Desi Pardesi: South Asians in Britain, Grand Trunk Project Team

History of South Asians in Britain is not just post Second World War phenomenon, it reaches as far as 400 years.

As RozinaVisram (2002), a leading expert on history of South Asian community in Britain, writes in her excellent account, back in the seventeenth century Indian sailors, the lascars, who crewed the East India Company ships would come to Britain as well as Indian servants and ayahs who were brought over by families returning from India. Lascars sometimes jumped ship in British ports “to escape maltreatment and their inferior employment conditions”. The servants and sailors formed some of the first working-class settlers, and from eighteenth century, Indian emissaries, visitors, and Indian wives of European men would follow.

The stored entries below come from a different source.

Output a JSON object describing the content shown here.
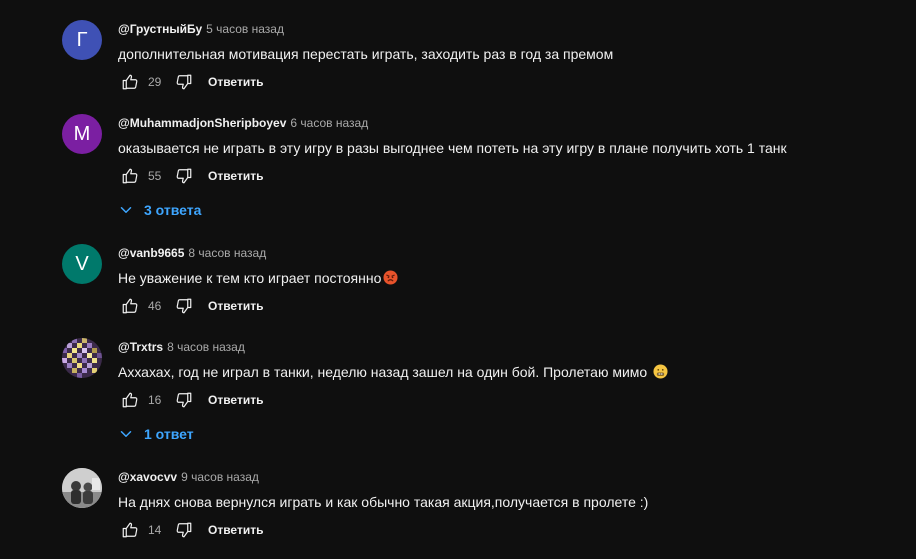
{
  "comments": [
    {
      "author": "@ГрустныйБу",
      "time": "5 часов назад",
      "text": "дополнительная мотивация перестать играть, заходить раз в год за премом",
      "likes": "29",
      "reply_label": "Ответить",
      "avatar": {
        "letter": "Г",
        "color": "#3f51b5"
      }
    },
    {
      "author": "@MuhammadjonSheripboyev",
      "time": "6 часов назад",
      "text": "оказывается не играть в эту игру в разы выгоднее чем потеть на эту игру в плане получить хоть 1 танк",
      "likes": "55",
      "reply_label": "Ответить",
      "avatar": {
        "letter": "M",
        "color": "#7b1fa2"
      },
      "replies_label": "3 ответа"
    },
    {
      "author": "@vanb9665",
      "time": "8 часов назад",
      "text": "Не уважение к тем кто играет постоянно",
      "emoji": "angry-face-emoji",
      "likes": "46",
      "reply_label": "Ответить",
      "avatar": {
        "letter": "V",
        "color": "#00796b"
      }
    },
    {
      "author": "@Trxtrs",
      "time": "8 часов назад",
      "text": "Аххахах, год не играл в танки, неделю назад зашел на один бой. Пролетаю мимо",
      "emoji": "grimacing-face-emoji",
      "likes": "16",
      "reply_label": "Ответить",
      "avatar": {
        "image": "pixel-mosaic"
      },
      "replies_label": "1 ответ"
    },
    {
      "author": "@xavocvv",
      "time": "9 часов назад",
      "text": "На днях снова вернулся играть и как обычно такая акция,получается в пролете :)",
      "likes": "14",
      "reply_label": "Ответить",
      "avatar": {
        "image": "photo-people"
      }
    }
  ],
  "colors": {
    "background": "#0f0f0f",
    "text": "#f1f1f1",
    "secondary_text": "#aaaaaa",
    "link": "#3ea6ff"
  }
}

Middle of the nineteenth century saw a large numbers Indians arriving, from students, exiled princes, to  businessmen and entrepreneurs. Some were coming as a consequence of the political, social and economic changes in India under imperial rule of ‘the Raj’. Others came “out of a sense of adventure or to see the land of their rulers”. By the mid-twentieth century a small population of students, activists, petty traders, merchants, industrial workers and professionals, as well as artists and performers from all different religious, ethnic and regional backgrounds of the Indian subcontinent would reside in Britain.

The largest influx of Indian settlers came after the war, in the 1950s, in a response to the labour needs of the economy in the post-war era. Despite decades of discrimination and racism the South Asian community faced, their struggle for workerss’ rights and civil rights meant that “many have contributed to the political, economic and social life in the UK”. As Roger Ballard (1994) writes in his book DeshPardesh, the titular phrase has a double meaning as both ‘home away from home’ and ‘at home abroad’ which forms the central theme of the book: that despite many obstacles the communities have faced, they are still strongly committed to their own self-determined pursuits.